Kurs Rupiah Beri Perlawanan pada DOlar AS Usai RI Pastikan Respons Tarif Trump
Poin Penting
|
JAKARTA, investortrust.id - Indeks dolar Amerika Serikat (AS) melemah usai Presiden Donald Trump mengumumkan tarif bea masuk ke sejumlah negara. Data Bloomberg menunjukkan indeks dolar AS melemah 0,21% ke level 97,2.
Sedikitnya 14 negara akan menghadapi tarif menyeluruh yang tinggi mulai 1 Agustus. Presiden AS Donald Trump resmi mengumumkan pemberlakuan tarif tinggi untuk impor dari sejumlah negara itu, dengan alasan memperbaiki defisit dagang dan menindak negara-negara yang dianggap memanfaatkan pasar AS. Tarif berkisar dari 25% hingga 40%, dan Indonesia dikenai bea masuk sebesar 32%.
Donald Trump mengumumkan bahwa Indonesia akan tetap dikenakan tarif resiprokal sebesar 32%. Penerapan tarif baru ini akan berlaku mulai 1 Agustus 2025.
Dalam serangkaian unggahan media sosial, Senin (7/7/2025), Trump membagikan tangkapan layar surat formulir yang mengatur tarif baru kepada para pemimpin Jepang, Korea Selatan, Malaysia, Kazakhstan, Afrika Selatan, Laos, dan Myanmar.
Kemudian di hari yang sama, ia membagikan satu set surat lainnya yang ditujukan kepada pemimpin Bosnia dan Herzegovina, Tunisia, Indonesia, Bangladesh, Serbia, Kamboja, dan Thailand.
Sementara itu nilai tukar (kurs) rupiah memberikan 'perlawanan' sengit kepada dolar AS sepanjang perdagangan Selasa (8/7/2025) hari ini. Dari data Jisdor Bank Indonesia (BI) kurs rupiah tergelincir tipis 1 poin (0,02%) ke level Rp 16.238 per dolar AS, melanjutkan pelemahan pada perdagangan terakhir yang berada di posisi Rp 16.237 per dolar AS.

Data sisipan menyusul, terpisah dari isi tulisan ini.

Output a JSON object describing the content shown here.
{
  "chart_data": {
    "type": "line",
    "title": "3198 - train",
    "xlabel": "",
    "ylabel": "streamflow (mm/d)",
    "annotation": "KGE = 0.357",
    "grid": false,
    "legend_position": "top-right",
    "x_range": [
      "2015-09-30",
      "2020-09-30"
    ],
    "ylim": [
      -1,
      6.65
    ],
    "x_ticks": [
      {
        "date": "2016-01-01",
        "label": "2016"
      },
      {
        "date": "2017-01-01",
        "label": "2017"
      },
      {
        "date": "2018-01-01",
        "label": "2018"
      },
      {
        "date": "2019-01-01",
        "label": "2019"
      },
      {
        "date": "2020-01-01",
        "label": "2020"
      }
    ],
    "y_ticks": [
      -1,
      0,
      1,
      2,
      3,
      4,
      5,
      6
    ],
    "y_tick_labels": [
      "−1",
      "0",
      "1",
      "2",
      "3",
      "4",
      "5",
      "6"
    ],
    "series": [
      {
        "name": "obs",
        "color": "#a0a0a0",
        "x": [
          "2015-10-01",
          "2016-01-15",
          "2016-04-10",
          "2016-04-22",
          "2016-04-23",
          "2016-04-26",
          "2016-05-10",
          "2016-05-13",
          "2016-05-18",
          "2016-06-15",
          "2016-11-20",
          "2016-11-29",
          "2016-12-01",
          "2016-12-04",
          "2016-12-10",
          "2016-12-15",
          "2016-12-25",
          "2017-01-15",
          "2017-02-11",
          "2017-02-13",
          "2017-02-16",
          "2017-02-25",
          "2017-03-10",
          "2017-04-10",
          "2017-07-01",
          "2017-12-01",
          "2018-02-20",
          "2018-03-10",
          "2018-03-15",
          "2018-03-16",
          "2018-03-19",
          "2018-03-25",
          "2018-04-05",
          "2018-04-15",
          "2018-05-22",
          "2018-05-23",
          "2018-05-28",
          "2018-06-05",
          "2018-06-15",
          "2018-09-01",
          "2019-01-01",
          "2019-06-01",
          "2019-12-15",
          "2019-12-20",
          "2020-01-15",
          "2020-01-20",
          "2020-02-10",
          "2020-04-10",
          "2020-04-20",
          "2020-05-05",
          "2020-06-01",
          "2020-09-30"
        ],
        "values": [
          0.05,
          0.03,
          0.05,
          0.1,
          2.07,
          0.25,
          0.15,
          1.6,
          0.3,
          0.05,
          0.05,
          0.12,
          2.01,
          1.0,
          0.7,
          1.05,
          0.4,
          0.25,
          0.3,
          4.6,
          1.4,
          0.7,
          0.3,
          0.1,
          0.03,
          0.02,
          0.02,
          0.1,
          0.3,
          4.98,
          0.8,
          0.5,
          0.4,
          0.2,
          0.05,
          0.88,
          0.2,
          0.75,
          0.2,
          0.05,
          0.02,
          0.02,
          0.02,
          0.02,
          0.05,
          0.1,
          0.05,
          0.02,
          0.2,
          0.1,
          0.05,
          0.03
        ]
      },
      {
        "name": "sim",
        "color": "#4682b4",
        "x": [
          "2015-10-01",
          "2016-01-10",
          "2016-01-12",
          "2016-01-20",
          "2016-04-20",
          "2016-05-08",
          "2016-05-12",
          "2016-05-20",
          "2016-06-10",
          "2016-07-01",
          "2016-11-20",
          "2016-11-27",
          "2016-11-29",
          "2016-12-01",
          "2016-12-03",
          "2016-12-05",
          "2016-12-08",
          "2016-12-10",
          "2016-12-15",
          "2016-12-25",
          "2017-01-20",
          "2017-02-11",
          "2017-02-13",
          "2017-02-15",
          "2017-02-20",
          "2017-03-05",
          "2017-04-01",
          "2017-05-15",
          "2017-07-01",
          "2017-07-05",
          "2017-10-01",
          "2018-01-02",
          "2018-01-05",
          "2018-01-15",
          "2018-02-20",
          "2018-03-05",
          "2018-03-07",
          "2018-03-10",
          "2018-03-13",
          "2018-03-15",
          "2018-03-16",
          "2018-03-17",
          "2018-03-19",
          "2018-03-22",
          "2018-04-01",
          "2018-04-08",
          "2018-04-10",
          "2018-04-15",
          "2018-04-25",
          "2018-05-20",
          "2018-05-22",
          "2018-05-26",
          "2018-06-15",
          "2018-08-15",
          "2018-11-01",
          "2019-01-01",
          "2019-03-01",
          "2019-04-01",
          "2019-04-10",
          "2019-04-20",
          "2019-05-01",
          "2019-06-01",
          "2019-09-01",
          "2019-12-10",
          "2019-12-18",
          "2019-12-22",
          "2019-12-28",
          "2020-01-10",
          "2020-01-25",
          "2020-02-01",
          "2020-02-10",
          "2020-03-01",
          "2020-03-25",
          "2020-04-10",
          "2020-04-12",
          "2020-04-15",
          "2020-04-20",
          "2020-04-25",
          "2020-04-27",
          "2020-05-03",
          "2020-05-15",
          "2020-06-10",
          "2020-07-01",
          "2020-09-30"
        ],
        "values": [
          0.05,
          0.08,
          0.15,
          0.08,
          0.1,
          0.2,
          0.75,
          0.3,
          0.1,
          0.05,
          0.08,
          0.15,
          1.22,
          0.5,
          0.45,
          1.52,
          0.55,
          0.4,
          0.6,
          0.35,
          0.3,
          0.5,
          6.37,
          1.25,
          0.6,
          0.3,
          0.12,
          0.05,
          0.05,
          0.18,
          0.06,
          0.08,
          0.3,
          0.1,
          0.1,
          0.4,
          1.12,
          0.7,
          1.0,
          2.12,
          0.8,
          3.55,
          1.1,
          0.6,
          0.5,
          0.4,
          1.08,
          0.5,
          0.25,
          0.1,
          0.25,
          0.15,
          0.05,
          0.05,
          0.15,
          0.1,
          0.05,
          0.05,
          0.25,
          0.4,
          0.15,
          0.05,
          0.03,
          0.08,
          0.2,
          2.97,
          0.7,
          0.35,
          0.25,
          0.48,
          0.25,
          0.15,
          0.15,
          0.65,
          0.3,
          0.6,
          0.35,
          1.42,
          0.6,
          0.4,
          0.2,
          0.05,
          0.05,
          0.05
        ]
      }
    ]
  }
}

Sedangkan pada perdagangan spot, data Bloomberg menunjukkan kurs rupiah cenderung bergerak menguat signifikan 34 poin (0,21%) ke level Rp 16.205 per dolar AS.
Baca Juga
Gubernur BI Sepakati Asumsi Nilai Tukar Rupiah 2026 di Rp 16.500 hingga Rp 16.900 per US$
Menurut pengamat pasar uang Ibrahim Assuaibi, dengan mundurnya pemberlakuan tarif baru, maka akan memberi waktu sekitar tiga minggu tambahan bagi setiap indonesia untuk membuat kesepakatan dengan Gedung Putih. Keputusan Trump tersebut dipandang banyak pihak menimbulkan ketidakpastian pasar.
Ia mengatakan tarif ini bukan sekadar soal ekonomi, tetapi juga strategi geopolitik dan negosiasi.
"Dalam konteks teori permainan, tarif ini adalah upaya AS untuk mengubah "payoff matrix" dalam hubungan dagang bilateral, memaksa Indonesia untuk mengevaluasi ulang strategi ekspor dan diplomasi dagangnya," ungkap Ibrahim dalam keterangannya, Selasa (8/7/2025).
Pasar menyambut positif respons pemerintah Indonesia terhadap pemberlakukan tarif impor oleh Trump.
Diberitakan Menteri Koordinator bidang Perekonomian Airlangga Hartarto akan terbang ke AS usai mendampingi Presiden Prabowo Subianto yang hadir di pertemuan anggota BRICS, di Rio de Janeiro, Brasil. Airlangga dijadwalkan tiba di AS pada Selasa (8/7/2025) waktu setempat.
“Menko Airlangga dijadwalkan mengadakan pertemuan dengan perwakilan pemerintah AS untuk mendiskusikan segera keputusan tarif Presiden AS Donald Trump untuk Indonesia yang baru saja keluar,” kata Juru Bicara Kemenko Perekonomian Haryo Limanseto, dalam keterangan resminya, Selasa (8/7/2025).
Haryo menjelaskan langkah Airlangga ke AS karena melihat masih tersedianya ruang untuk merespons kebijakan tarif resiprokal.
“Pemerintah Indonesia akan mengoptimalkan kesempatan yang tersedia demi menjaga kepentingan nasional ke depan,” ujar dia.